Precompiled headers are a pretty ugly solution and the way they've been implemented in the past could be really nasty. (IIRC in old GCC versions it would copy some internal state to disk, then later load it from disk and manually adjust pointers!)

3 comments

There must still be some dark pointer magic going on, because I noticed that unless I disabled ASLR on Debian Stretch, each build of a precompiled header came out different, screwing up ccache. I can only conclude that the specific memory layout during an individual run influences the specific precompiled header (".gch") output. We now run our build process under 'setarch x86_64 --addr-no-randomize.

    $ for i in `seq 3`; do gcc-6 -x c-header /dev/null -o x.h.gch; sha256sum x.h.gch; done
    98d8093503565836ba6f35b7adf90330d63d9d1c76dfb8e3ad1aeb2d933d1a45  x.h.gch
    17e5de099860d94aaa468c5ad103b3f0dd5e663f6cdbd01b4f12cf210023e71c  x.h.gch
    3cc2f1c0a517b5fedbbd49bb3a34084d9aa1428f33f3c30278a8c61f9ed9ba88  x.h.gch
This isn't uncommon, especially for file formats which are meant for internal consumption. Of course, they end up being huge cans of worms in terms of security, stability and maintainability going forward.

Basically, instead of defining a real serialization format (and thus having to write serializer/deserializer code), it's way easier to just `fwrite` out your internal structs to disk, one after another, and write some much simpler walker code to walk through any pointed fields appropriately. At some point though this becomes technical debt which needs to be repaid in the form of a total serialization rewrite.
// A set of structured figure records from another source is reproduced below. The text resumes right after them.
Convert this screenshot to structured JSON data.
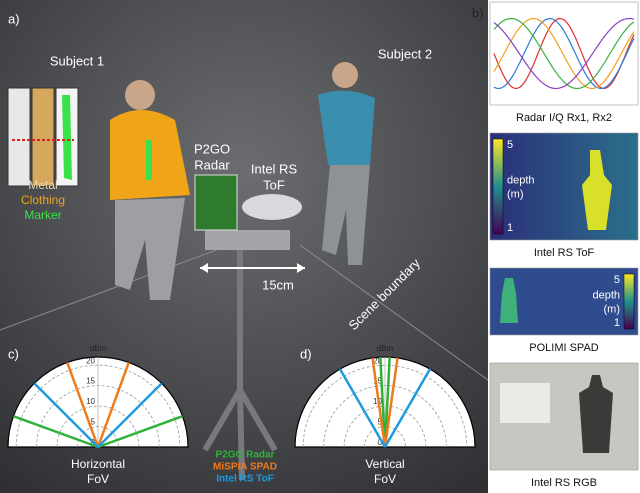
{
  "panel_labels": [
    "a)",
    "b)",
    "c)",
    "d)"
  ],
  "scene": {
    "subject_1": "Subject 1",
    "subject_2": "Subject 2",
    "marker_legend": [
      {
        "text": "Metal",
        "color": "#e9d7b0"
      },
      {
        "text": "Clothing",
        "color": "#f2a31b"
      },
      {
        "text": "Marker",
        "color": "#39e14a"
      }
    ],
    "radar_label": [
      "P2GO",
      "Radar"
    ],
    "tof_label": [
      "Intel RS",
      "ToF"
    ],
    "baseline": "15cm",
    "boundary": "Scene boundary"
  },
  "polar_charts": [
    {
      "unit": "dBm",
      "rlim": [
        0,
        22
      ],
      "rticks": [
        0,
        5,
        10,
        15,
        20
      ],
      "title": [
        "Horizontal",
        "FoV"
      ],
      "series": [
        {
          "name": "P2GO Radar",
          "color": "#2fb23a",
          "half_angle": 70
        },
        {
          "name": "MiSPIA SPAD",
          "color": "#f07a1a",
          "half_angle": 20
        },
        {
          "name": "Intel RS ToF",
          "color": "#1e9be0",
          "half_angle": 45
        }
      ]
    },
    {
      "unit": "dBm",
      "rlim": [
        0,
        22
      ],
      "rticks": [
        0,
        5,
        10,
        15,
        20
      ],
      "title": [
        "Vertical",
        "FoV"
      ],
      "series": [
        {
          "color": "#2fb23a",
          "half_angle": 3
        },
        {
          "color": "#f07a1a",
          "half_angle": 8
        },
        {
          "color": "#1e9be0",
          "half_angle": 30
        }
      ]
    }
  ],
  "side_panels": [
    {
      "caption": "Radar I/Q Rx1, Rx2"
    },
    {
      "caption": "Intel RS ToF",
      "colorbar": {
        "label": [
          "depth",
          "(m)"
        ],
        "ticks": [
          5,
          1
        ]
      }
    },
    {
      "caption": "POLIMI SPAD",
      "colorbar": {
        "label": [
          "depth",
          "(m)"
        ],
        "ticks": [
          5,
          1
        ]
      }
    },
    {
      "caption": "Intel RS RGB"
    }
  ]
}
Blender, the popular open-source 3D modelling tool, uses a format like this for their .blend files, and it is really gross. IIRC a few releases back they started working to improve the format to be a little less dependent on low-level internal details, but now they have the nightmare of backwards compatibility to deal with.

The basic problem is that C/C++ have no mechanism for native serialization, unlike e.g. Java, Python, or any number of other languages, so you're either stuck `fwrite`ing structs or reinventing the wheel.

Which is mostly due to the lack of run-time reflection. OTOH, with a little creativity its possible to create code generators to attach a commonly named (say .serialize method) to classes to dump their POD fields, and call serialize on directly encapsulated classes.

But your basically right, everyone ends up doing it their own way which just ends up being a PITA.

What do you mean by "manually adjust pointers"?
Relocate them.
Why couldn't that be deferred to the linker?
I believe they're talking about gcc's internal state, not the code getting compiled.